Germany forbids managers from reaching out to staff while they are on vacation. In fact, vehicle manufacturer Daimler offers their employees software that will actually delete any incoming work emails while on vacation. The program sends a notice to the sender and if it is an urgent matter, lets them know whom to contact instead of the employee on vacation.

Sweden, Denmark, Norway, Finland, and Iceland all have laws that require a minimum of 25 paid vacation days each year; in addition to public holidays. They also have a maximum work week of 48 hours. While that’s the maximum, most countries report lower work hours. For example, in Denmark, the average employee works 32.1 hours a week, while Finland reports an average of 36.2 hours a week.

The economic consequences of the Nordic laws are astonishing. Since employees tend to be better rested and happier when they have time to relax, they are more productive; and in turn, companies worldwide  have found that offering a family friendly workplace attracts more qualified candidates. In a recent US study, 88% of workers said they would take a lower paying job with flexible hours over a higher paying position with other types of benefits. This makes it clear that workers are not only savvy enough to understand the concept, but also so concerned about digital overspill that they are willing to sacrifice other perks in order to maintain a healthy balance.

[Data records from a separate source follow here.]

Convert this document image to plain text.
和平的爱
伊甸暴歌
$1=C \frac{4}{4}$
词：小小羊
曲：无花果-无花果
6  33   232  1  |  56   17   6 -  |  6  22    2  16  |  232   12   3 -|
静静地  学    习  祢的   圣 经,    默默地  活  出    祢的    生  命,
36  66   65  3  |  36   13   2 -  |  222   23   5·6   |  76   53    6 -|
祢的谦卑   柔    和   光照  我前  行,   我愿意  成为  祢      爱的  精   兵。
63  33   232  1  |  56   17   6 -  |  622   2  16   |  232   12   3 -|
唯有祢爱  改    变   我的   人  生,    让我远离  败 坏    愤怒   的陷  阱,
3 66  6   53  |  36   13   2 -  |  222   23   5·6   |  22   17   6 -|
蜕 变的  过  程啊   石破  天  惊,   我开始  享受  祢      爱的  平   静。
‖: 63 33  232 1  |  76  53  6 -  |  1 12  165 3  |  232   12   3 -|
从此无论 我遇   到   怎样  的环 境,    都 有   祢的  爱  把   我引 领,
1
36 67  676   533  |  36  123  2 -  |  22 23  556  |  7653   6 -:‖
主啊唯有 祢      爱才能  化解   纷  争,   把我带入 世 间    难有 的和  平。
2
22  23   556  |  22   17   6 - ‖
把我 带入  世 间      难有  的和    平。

Developing company policy that encourages healthy balance

Fostering and enforcing a positive balance in the digital age often falls on HR. Designing and developing a policy that clearly spells out expectations means taking a careful look at how putting in extra hours can be avoided. It’s also important to remember that for non-exempt employees (those paid hourly wages), unpaid overtime can cost you and drag you into litigation. So it isn’t just a matter of fostering healthy work habits to avoid burnout – a well crafted policy will also protect you from a legal standpoint.

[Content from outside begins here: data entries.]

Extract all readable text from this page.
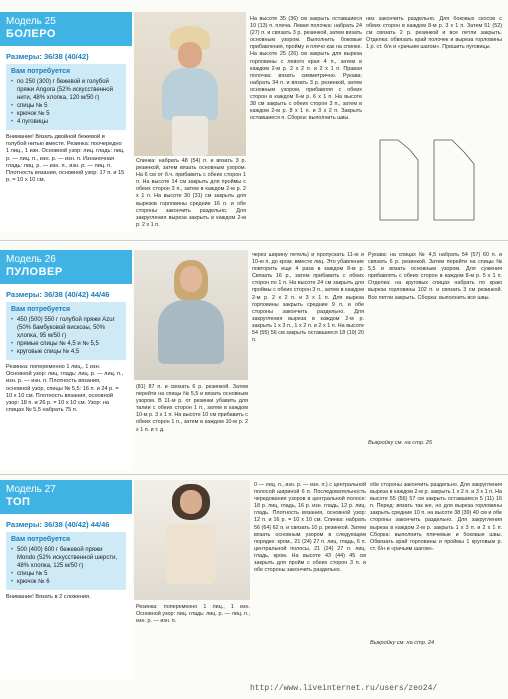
Модель 25
БОЛЕРО
Размеры: 36/38 (40/42)
Вам потребуется
• по 250 (300) г бежевой и голубой пряжи Angora (52% искусственной нити, 48% хлопка, 120 м/50 г)
• спицы № 5
• крючок № 5
• 4 пуговицы
Внимание! Вязать двойной бежевой и голубой нитью вместе. Резинка: поочередно 1 лиц., 1 изн. Основной узор: лиц. гладь: лиц. р. — лиц. п., изн. р. — изн. п. Изнаночная гладь: лиц. р. — изн. п., изн. р. — лиц. п. Плотность вязания, основной узор: 17 п. и 15 р. = 10 х 10 см.
Спинка: набрать 48 (54) п. и вязать 3 р. резинкой, затем вязать основным узором. На 6 см от б.ч. прибавить с обеих сторон 1 п. На высоте 14 см закрыть для проймы с обеих сторон 3 п., затем в каждом 2-м р. 2 х 1 п. На высоте 30 (31) см закрыть для вырезов горловины средние 16 п. и обе стороны закончить раздельно. Для закругления выреза закрыть в каждом 2-м р. 2 х 1 п.
На высоте 35 (36) см закрыть оставшиеся 10 (13) п. плеча. Левая полочка: набрать 24 (27) п. и связать 3 р. резинкой, затем вязать основным узором. Выполнить боковые прибавления, пройму и плечо как на спинке. На высоте 25 (26) см закрыть для выреза горловины с левого края 4 п., затем в каждом 2-м р. 2 х 2 п. и 2 х 1 п. Правая полочка: вязать симметрично. Рукава: набрать 34 п. и вязать 3 р. резинкой, затем основным узором, прибавляя с обеих сторон в каждом 6-м р. 6 х 1 п. На высоте 38 см закрыть с обеих сторон 3 п., затем в каждом 2-м р. 8 х 1 п. и 3 х 2 п. Закрыть оставшиеся п. Сборка: выполнить швы.
низ закончить раздельно. Для боковых скосов с обеих сторон в каждом 8-м р. 3 х 1 п. Затем 51 (52) см связать 2 р. резинкой и все петли закрыть. Отделка: обвязать край полочек и выреза горловины 1 р. ст. б/н и «рачьим шагом». Пришить пуговицы.
Модель 26
ПУЛОВЕР
Размеры: 36/38 (40/42) 44/46
Вам потребуется
• 450 (500) 550 г голубой пряжи Azur (50% бамбуковой вискозы, 50% хлопка, 95 м/50 г)
• прямые спицы № 4,5 и № 5,5
• круговые спицы № 4,5
Резинка: попеременно 1 лиц., 1 изн. Основной узор: лиц. гладь: лиц. р. — лиц. п., изн. р. — изн. п. Плотность вязания, основной узор, спицы № 5,5: 16 п. и 24 р. = 10 х 10 см. Плотность вязания, основной узор: 18 п. и 26 р. = 10 х 10 см. Узор: на спицах № 5,5 набрать 75 п.
(81) 87 п. и связать 6 р. резинкой. Затем перейти на спицы № 5,5 и вязать основным узором. В 11-м р. от резинки убавить для талии с обеих сторон 1 п., затем в каждом 10-м р. 3 х 1 п. На высоте 10 см прибавить с обеих сторон 1 п., затем в каждом 10-м р. 2 х 1 п. и т. д.
через ширину петель) и пропускать 11-ю и 10-ю п. до кром. вместе лиц. Это убавление повторить еще 4 раза в каждом 8-м р. Связать 16 р., затем прибавить с обеих сторон по 1 п. На высоте 24 см закрыть для проймы с обеих сторон 3 п., затем в каждом 2-м р. 2 х 2 п. и 3 х 1 п. Для выреза горловины закрыть средние 9 п. и обе стороны закончить раздельно. Для закругления выреза в каждом 2-м р. закрыть 1 х 3 п., 1 х 2 п. и 2 х 1 п. На высоте 54 (55) 56 см закрыть оставшиеся 18 (19) 20 п.
Рукава: на спицах № 4,5 набрать 54 (57) 60 п. и связать 6 р. резинкой. Затем перейти на спицы № 5,5 и вязать основным узором. Для сужения прибавлять с обеих сторон в каждом 8-м р. 5 х 1 п. Отделка: на круговых спицах набрать по краю выреза горловины 102 п. и связать 3 см резинкой. Все петли закрыть. Сборка: выполнить все швы.
Выкройку см. на стр. 25
Модель 27
ТОП
Размеры: 36/38 (40/42) 44/46
Вам потребуется
• 500 (400) 600 г бежевой пряжи Mondo (52% искусственной шерсти, 48% хлопка, 125 м/50 г)
• спицы № 5
• крючок № 6
Внимание! Вязать в 2 сложения.
Резинка: попеременно 1 лиц., 1 изн. Основной узор: лиц. гладь: лиц. р. — лиц. п., изн. р. — изн. п.
0 — лиц. п., изн. р. — изн. п.) с центральной полосой шириной 6 п. Последовательность чередования узоров в центральной полосе: 18 р. лиц. гладь, 16 р. изн. гладь, 12 р. лиц. гладь. Плотность вязания, основной узор: 12 п. и 16 р. = 10 х 10 см. Спинка: набрать 56 (64) 62 п. и связать 10 р. резинкой. Затем вязать основным узором в следующем порядке: кром., 21 (24) 27 п. лиц. гладь, 6 п. центральной полосы, 21 (24) 27 п. лиц. гладь, кром. На высоте 43 (44) 45 см закрыть для пройм с обеих сторон 3 п. и обе стороны закончить раздельно.
обе стороны закончить раздельно. Для закругления выреза в каждом 2-м р. закрыть 1 х 2 п. и 3 х 1 п. На высоте 55 (56) 57 см закрыть оставшиеся 5 (11) 16 п. Перед: вязать так же, но для выреза горловины закрыть средние 10 п. на высоте 38 (39) 40 см и обе стороны закончить раздельно. Для закругления выреза в каждом 2-м р. закрыть 1 х 3 п. и 2 х 1 п. Сборка: выполнить плечевые и боковые швы. Обвязать край горловины и проймы 1 круговым р. ст. б/н и «рачьим шагом».
Выкройку см. на стр. 24
http://www.liveinternet.ru/users/zeo24/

Best practices include but are not limited to:

  • Define work hours. Specify the number of daily hours expected from both salaried and hourly employees.
  • Define communication hours. Specify the time periods in which employees can normally be expected to be available and respond to incoming messages or requests.
  • Encourage and enforce digital downtime. Specify which times employees should disconnect from devices – during lunch breaks or at determined times of the day. You can also recommend healthy actions during this time, such as meditation, stretching or a walk outside.
  • Enforce vacation days. Communicate to staff the need to use their paid time off or take days off throughout the year.

Some of these guidelines may need to be monitored and actioned in different cases, especially if you’re dealing with employees under pressure or with imminent deadlines. It’s a good idea to ask whether burnout and work/life balance play a part in any employee wellbeing issues.

Tying It All Together

Promoting work/life balance is an essential part of HR, and consciousness of its importance is key to any organization. Gone are the days when a good work ethic involved staying late at the office or sending emails after hours to prove you were willing to go the extra mile. Today’s companies are moving toward smarter, more holistic ways of guiding employees to their full potential and this involves ensuring there’s enough time to enjoy a fulfilling persona life as well.